What properties must a ring $R$ have so that for any $a, b \in R$, we have $$(a)(b)=(a) \cap (b)?$$
If $k$ is a field, then in $k[x_1, \dots, x_n]$ I believe we have $(g)(h)=(g) \cap (h)$:
We always have $(g)(h) \subset (g) \cap (h)$ and conversely, if $f \in (g) \cap (h)$, then we can write $f=ag \in (h)$, hence $f=abgh \in (gh)=(g)(h)$.
Is this correct?
On
The statement holds if and only if $R$ is von Neumann regular.
Indeed, suppose that $\forall a,b \in R\, (a)(b)=(a) \cap (b)$. Then, for any $a \in R$, $(a^2)=(a)(a)=(a) \cap (a)=(a)$, so $a \in (a^2)$, i.e. $\exists b \in R\, a=a^2b$. This means that $R$ is von Neumann regular.
Conversely, suppose that $R$ is von Neumann regular and $ac=bd \in (a) \cap (b)$ in $R$. Then, letting $e$ be the von Neumann inverse of $a$, one has that $ac=a^2ec=a^2ce=abde \in (a)(b)$. This means that $(a) \cap (b) \subseteq (a)(b)$, but it is also clear that $(a)(b) \subseteq (a) \cap (b)$, so $(a)(b)=(a) \cap (b)$.
This is not true in any integral domain that is not a field. Consider some $a\in R$ that is not a unit. Then $(a)^2\neq (a)\cap (a)$ because $a\notin (a)^2$. It's probably not true in general rings either, but the easy proof in integral domains relies on the cancellation property which is not present in general rings.
The problem with your proof is that even though $f=ag$ for some $a$, this does not imply that $f=abgh$. We only know that it is also the case that $f=bh$ for some $b$. There's no way to promote this to a multiple of $gh$ in general.
You commented: "If $f$ is a multiple of $g$ and $h$, then isn't it a multiple of $g\cdot h$?" This isn't even true for the integers.
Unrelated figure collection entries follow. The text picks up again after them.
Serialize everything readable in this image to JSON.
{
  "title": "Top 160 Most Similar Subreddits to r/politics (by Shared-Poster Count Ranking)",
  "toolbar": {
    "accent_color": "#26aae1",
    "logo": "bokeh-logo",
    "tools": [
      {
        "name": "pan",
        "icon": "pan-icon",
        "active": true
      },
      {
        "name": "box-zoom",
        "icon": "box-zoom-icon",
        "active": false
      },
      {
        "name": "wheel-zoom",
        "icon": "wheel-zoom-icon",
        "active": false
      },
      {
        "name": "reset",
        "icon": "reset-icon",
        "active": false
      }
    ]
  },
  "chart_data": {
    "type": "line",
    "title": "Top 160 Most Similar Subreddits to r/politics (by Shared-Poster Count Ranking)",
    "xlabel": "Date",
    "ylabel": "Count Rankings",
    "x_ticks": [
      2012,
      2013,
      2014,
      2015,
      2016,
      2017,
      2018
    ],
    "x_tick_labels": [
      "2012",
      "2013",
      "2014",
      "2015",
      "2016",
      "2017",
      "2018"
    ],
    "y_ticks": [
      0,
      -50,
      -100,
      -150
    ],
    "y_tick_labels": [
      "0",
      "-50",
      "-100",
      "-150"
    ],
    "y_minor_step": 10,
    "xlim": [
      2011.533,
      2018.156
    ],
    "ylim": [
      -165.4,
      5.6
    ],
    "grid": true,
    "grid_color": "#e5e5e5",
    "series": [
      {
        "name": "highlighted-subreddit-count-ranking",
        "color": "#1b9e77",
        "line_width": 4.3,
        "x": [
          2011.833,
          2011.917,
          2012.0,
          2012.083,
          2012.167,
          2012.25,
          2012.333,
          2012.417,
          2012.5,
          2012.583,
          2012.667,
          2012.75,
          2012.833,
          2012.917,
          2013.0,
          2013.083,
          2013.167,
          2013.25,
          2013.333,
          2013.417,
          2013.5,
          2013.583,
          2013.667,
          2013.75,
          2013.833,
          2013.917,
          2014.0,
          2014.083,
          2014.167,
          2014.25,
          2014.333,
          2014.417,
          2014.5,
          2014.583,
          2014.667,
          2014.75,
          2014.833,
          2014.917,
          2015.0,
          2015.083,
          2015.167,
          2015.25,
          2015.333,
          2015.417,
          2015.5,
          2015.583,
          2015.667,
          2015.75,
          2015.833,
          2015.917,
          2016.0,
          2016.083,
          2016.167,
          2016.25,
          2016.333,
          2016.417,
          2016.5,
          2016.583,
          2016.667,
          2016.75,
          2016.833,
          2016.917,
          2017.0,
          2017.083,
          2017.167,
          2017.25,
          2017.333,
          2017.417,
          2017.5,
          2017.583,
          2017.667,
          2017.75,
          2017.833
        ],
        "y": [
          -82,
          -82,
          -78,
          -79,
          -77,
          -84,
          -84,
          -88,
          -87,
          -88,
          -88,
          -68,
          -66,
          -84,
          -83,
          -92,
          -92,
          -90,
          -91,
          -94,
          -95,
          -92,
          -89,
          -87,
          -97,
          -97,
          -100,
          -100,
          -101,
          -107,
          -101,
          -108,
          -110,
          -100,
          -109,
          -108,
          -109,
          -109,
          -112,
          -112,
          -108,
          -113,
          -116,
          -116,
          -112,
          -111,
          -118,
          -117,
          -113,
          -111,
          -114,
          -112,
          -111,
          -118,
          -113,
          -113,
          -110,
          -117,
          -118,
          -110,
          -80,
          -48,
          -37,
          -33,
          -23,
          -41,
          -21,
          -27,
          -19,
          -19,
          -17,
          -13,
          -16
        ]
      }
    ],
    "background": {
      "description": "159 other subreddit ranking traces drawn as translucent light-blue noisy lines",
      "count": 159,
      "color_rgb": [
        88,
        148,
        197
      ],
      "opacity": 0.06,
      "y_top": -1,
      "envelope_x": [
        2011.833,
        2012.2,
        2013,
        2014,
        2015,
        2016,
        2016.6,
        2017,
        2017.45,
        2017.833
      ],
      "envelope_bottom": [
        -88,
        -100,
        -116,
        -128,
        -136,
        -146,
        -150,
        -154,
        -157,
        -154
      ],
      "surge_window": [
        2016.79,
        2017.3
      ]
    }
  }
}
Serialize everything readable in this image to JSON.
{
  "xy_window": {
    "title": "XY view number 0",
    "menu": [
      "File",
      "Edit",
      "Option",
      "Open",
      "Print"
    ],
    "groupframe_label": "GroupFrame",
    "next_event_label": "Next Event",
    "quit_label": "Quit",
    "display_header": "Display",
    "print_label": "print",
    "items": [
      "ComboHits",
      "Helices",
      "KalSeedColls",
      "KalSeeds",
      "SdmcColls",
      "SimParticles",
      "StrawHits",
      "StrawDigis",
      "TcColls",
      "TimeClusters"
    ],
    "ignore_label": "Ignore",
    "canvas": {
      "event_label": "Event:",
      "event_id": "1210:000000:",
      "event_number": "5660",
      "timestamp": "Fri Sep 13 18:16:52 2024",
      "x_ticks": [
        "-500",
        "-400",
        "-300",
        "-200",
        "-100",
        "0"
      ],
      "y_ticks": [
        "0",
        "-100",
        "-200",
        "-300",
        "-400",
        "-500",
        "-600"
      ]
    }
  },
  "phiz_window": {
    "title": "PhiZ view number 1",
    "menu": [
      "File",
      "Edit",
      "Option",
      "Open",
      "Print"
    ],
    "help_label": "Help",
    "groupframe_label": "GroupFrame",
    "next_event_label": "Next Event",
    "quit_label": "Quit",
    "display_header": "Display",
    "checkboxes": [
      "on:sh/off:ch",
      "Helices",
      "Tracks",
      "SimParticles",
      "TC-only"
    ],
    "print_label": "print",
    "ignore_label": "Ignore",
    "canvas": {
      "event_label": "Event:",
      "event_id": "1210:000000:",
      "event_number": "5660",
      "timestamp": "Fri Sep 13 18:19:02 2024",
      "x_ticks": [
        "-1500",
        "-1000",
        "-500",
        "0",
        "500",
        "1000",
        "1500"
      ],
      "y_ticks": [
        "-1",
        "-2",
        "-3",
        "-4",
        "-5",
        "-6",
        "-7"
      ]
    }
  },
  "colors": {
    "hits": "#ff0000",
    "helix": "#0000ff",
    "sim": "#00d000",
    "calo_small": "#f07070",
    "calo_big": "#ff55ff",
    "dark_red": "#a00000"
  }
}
Take $g = 3$ and $h=6$. Then $f=6$ is a multiple of both $g$ and $h$ but not of $gh$.
To compile some comments, it would be true in a division ring (including fields), a ring with no proper nontrivial two-sided ideals, or any direct product of such rings.
In the currently only other answer it is stated that this is true if and only if $R$ is von Neumann regular. In fact the result is that the ring is strongly von Neumann regular, which means for any $a$ we have an $x$ such that $a=aax$. Ordinary von Neumann regular rings satisfy $a=axa$ for some $x$. It is clear that if the ring satisfies $(a)(b)=(a)\cap (b)$ for all $a,b$ then $R$ is strongly von Neumann regular. The opposite direction works for commutative rings, but it is unclear if it is valid for noncommutative rings.